Auf den Spuren Waldenser

 

BURGwald und RauschenBERG sagen schon, heute wird es nicht flach, denn wir sind im Westhessischen Bergland, einem mäßig hohen Mittelgebirge. Das Höhenprofil bestätigt, dass es laufend auf und ab geht.

Da es für mich nur knapp 100km Anreise sind, fahre ich früh morgens nach Rauschenberg, das mitten in Waldhessen liegt. Von Marburg aus sind es knapp 20km bis zum Start. Dort treffe ich sofort auf meinen Vereinskameraden Dietrich. Er will es heute auch gemütlich angehen, um auch was von der Landschaft aufzunehmen und auch mal ein Schwätzchen zuhalten.

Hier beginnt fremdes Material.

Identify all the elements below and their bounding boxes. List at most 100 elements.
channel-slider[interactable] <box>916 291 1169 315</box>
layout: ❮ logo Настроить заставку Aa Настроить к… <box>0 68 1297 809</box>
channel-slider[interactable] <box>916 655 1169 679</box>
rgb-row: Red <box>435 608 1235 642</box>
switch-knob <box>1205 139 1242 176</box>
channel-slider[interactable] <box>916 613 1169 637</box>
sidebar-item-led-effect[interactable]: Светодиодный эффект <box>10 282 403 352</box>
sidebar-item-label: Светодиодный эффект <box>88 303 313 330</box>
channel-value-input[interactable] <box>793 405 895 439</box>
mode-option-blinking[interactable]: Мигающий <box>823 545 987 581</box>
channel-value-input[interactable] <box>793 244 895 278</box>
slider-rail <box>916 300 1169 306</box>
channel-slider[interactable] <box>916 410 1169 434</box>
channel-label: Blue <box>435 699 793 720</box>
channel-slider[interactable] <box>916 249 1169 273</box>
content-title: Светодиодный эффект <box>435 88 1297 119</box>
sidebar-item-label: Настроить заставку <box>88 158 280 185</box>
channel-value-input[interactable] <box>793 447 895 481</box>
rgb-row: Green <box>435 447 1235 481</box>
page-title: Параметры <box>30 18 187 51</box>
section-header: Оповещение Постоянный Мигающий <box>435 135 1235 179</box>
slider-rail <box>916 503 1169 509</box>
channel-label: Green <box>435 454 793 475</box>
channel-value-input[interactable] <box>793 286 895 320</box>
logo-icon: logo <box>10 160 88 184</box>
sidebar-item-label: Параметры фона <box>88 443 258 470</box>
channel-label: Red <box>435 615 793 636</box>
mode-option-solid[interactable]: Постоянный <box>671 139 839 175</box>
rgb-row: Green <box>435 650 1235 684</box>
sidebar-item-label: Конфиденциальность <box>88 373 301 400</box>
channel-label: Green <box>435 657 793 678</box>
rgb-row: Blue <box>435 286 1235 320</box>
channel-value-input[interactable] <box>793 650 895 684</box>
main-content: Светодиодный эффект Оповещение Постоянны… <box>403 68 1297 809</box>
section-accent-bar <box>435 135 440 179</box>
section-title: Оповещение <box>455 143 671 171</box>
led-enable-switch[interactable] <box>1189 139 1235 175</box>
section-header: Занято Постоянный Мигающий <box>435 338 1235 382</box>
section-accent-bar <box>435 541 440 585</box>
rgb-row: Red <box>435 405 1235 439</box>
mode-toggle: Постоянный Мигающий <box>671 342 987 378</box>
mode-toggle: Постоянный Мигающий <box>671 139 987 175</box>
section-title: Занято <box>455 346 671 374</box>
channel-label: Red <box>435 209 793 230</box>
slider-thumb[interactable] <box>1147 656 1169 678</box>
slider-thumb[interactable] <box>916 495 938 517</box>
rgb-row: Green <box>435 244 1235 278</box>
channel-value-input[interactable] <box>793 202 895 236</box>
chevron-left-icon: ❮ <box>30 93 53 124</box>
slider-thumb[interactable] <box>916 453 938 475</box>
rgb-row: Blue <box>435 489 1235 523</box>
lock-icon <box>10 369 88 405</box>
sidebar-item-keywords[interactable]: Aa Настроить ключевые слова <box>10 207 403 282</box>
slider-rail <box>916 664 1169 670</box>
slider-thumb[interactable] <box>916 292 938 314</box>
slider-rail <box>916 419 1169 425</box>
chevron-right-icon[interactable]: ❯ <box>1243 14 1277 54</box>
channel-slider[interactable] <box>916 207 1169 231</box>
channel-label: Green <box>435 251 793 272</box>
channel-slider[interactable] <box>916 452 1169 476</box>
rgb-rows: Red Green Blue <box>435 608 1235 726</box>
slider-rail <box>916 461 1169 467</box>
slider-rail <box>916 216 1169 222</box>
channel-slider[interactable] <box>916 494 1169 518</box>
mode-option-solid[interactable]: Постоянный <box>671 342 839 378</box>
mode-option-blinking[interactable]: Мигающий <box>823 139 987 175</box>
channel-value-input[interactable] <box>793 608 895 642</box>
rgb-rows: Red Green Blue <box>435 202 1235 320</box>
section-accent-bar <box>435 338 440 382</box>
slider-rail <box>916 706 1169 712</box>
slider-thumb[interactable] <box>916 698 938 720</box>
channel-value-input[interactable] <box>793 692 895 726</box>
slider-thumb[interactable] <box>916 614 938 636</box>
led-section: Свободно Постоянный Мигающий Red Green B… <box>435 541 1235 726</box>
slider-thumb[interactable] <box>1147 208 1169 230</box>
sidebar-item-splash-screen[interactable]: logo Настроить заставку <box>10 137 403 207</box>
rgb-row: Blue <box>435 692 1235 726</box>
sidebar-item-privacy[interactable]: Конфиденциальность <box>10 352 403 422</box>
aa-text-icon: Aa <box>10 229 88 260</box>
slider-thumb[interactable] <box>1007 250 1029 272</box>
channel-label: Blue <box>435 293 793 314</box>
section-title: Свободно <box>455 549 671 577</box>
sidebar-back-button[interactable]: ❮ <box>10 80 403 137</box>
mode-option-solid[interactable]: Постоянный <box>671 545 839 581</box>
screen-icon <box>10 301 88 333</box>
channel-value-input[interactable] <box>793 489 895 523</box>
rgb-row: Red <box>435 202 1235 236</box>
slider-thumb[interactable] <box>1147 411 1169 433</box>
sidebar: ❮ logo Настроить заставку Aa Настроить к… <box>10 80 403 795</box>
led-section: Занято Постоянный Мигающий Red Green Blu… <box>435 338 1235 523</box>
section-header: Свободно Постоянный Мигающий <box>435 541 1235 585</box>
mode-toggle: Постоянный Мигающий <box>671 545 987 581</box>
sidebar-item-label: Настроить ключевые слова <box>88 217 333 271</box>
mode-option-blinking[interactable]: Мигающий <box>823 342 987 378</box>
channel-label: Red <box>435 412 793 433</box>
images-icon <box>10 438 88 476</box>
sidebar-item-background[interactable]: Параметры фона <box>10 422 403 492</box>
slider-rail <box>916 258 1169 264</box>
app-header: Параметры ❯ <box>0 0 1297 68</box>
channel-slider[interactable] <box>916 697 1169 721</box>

Fleißige Helfer sind beschäftigt mit Nachmeldungen und der Startunterlagen-Ausgabe. Der Macher und Chef vom Burgwald Marathon ist Heinz Kaletsch vom ASV Rauschenberg. Er erwartet heute rund 500 Teilnehmer auf den 6 verschiedenen Strecken. Neben dem Marathon mit den Burgwald-Meisterschaften werden noch ein Halbmarathon, 10km, 5km sowie ein Mini-Marathon und auch Bambinilauf angeboten. Alle Läufe werden zeitversetzt nacheinander gestartet. Den Anfang machen wir um 8:30 Uhr mit dem Marathon. Wir laufen den ersten und letzten Teil auf der Halbmarathonstrecke.

Laut Voranmelderliste wird es heute ein Seniorenrennen. Bei den Männern geht es von M30 bis M70 und bei den Frauen von W40 bis W60. 8 Frauen und 47 Männer sind vorangemeldet. Mal sehen, wie viele Nachmelder es noch gibt. Last Minute beträgt das Startgeld für den Marathon ja nur 25€ plus 2€ Nachmeldegebühr. Darin sind bei den Marathonis auch noch ein Funktions-Shirt und die Finisher-Medaille mit drin. Das nenne ich ein gutes Preis- Leistungsverhältnis. Für die 42,2km haben wir 6 ½ Stunden Zeit.

Die Wetterfrösche sagen für heute Höchsttemperaturen von 20o voraus, 1 Sonnenstunde und ein Niederschlagsrisiko von 60%.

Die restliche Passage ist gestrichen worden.